那天拉开抽屉,发现一本《苏东坡传》,抽屉好些日子不曾拉开了,这书的存在也完全给忘却了。翻开书,弹出一枚书签,也是亲手下在那儿的,接着那儿往下读,前面的内容且不去管它。此后几天,终于翻完了。
买这书是为了破一张百元钞,实在想不起有什么东西需要买或者可以买,就买了它,图书馆也有这书,只是给翻得很脏了。
往下看了几页,前面的内容多少浮现出一点,也记起为什么撂开手的了,为的是作者对王安石的态度。林语堂要把苏东坡写成一个完人,王安石就成了垫脚石,对于那场变法我一无所知,也不感兴趣,可是要把一样东西说得一无是处,我不能不打个问号。
这书的后半段还是很好读的,说到底,苏东坡王安石无论在野在官,都是文人本色,哪里是政客的对手,王的理想毁在政客手里,苏的命运也在政客手里拨来弄去,只是苏是一个无可救药的乐天派,想让他不快活很难很难。林语堂也是文人本色,写政治家们的勾当不是他的拿手活,在政治上标榜苏东坡也是极无谓的事情。再者,读《苏东坡传》的人有几个是冲政治去的。
不过这书给我的最大收获也就在那一鳞半爪的对于时局的描写,想来政客们的心眼跟手段古今为一,为得都是同样的东西,他们活得无比原始,不管时代发展还是反退,对于这些寄生虫而言,只是爬到马上牛上的分别。苏东坡的某些生活段落也一样,隽永得失去了时代特征,好象是活在远古,又可以是现代人的我对于未来的向往。人在世上活到最好能好到什么地步呢,需要依托什么,似乎并不需要依托什么,时代的进步与倒退都妨碍着一个人活到最好,时代最好止住它的脚步,最好生活的资本似乎是只来自于内心的。

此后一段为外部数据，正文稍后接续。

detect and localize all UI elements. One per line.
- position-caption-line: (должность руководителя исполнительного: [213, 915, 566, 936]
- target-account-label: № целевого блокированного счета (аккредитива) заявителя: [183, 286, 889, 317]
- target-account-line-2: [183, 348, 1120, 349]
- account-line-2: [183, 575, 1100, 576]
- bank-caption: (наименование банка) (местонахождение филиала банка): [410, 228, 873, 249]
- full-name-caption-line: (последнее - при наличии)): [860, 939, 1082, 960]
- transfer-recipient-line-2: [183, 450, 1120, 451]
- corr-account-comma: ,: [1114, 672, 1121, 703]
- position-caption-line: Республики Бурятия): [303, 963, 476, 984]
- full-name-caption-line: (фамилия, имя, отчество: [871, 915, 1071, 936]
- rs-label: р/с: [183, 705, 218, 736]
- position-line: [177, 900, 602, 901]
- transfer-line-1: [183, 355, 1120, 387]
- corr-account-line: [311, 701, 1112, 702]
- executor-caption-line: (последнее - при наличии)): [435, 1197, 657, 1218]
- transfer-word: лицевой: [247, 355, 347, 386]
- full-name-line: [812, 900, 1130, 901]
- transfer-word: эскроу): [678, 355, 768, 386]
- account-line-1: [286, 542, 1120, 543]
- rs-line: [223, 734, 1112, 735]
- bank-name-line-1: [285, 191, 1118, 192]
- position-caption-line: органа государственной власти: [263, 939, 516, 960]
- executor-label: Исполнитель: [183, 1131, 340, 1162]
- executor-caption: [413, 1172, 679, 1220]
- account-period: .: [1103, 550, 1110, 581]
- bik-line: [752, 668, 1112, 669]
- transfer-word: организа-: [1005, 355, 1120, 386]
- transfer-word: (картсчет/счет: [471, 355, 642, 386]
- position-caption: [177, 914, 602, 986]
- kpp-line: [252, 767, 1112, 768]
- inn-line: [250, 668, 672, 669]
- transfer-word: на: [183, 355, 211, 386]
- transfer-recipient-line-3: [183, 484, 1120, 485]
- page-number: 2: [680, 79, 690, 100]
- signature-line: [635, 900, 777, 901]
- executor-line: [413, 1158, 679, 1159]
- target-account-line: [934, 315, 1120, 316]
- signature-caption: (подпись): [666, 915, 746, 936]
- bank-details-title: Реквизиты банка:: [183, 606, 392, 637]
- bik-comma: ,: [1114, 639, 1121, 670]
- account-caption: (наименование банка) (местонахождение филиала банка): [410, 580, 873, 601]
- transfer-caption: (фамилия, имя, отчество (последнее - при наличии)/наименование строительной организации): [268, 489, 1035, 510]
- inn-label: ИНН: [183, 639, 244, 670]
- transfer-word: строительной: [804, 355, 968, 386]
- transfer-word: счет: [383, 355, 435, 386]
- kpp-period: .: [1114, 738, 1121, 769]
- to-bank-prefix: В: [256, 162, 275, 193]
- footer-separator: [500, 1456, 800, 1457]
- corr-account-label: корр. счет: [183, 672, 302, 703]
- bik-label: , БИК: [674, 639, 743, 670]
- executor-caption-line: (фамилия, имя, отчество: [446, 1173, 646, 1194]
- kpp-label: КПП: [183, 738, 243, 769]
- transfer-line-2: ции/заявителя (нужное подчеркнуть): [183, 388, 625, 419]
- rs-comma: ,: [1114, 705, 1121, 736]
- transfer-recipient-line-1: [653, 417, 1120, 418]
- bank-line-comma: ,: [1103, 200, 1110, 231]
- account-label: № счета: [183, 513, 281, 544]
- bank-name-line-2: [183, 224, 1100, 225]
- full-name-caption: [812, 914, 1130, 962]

苏东坡在他给友人的信中对于他的那些政论文章作过忏悔,记得是从周作人的一篇文章中看到的,一个人谈论他所不了解的东西就容易八股,本色当行,自然流露,如此最好。林语堂对那些文章倒是一样推崇的。林语堂的作品我没有怎么读过,《苏东坡传》看过也就忘了,读后最有意思的一点感受竟是,读到一半的时候将书放下,过了若干天,因为别种因缘看见这本书,发现在这若干天里居然可以完全不知道它的存在。一本书可以如此放下,于我还是第一次。这至少说明它并不恶心。(文/无蕊人)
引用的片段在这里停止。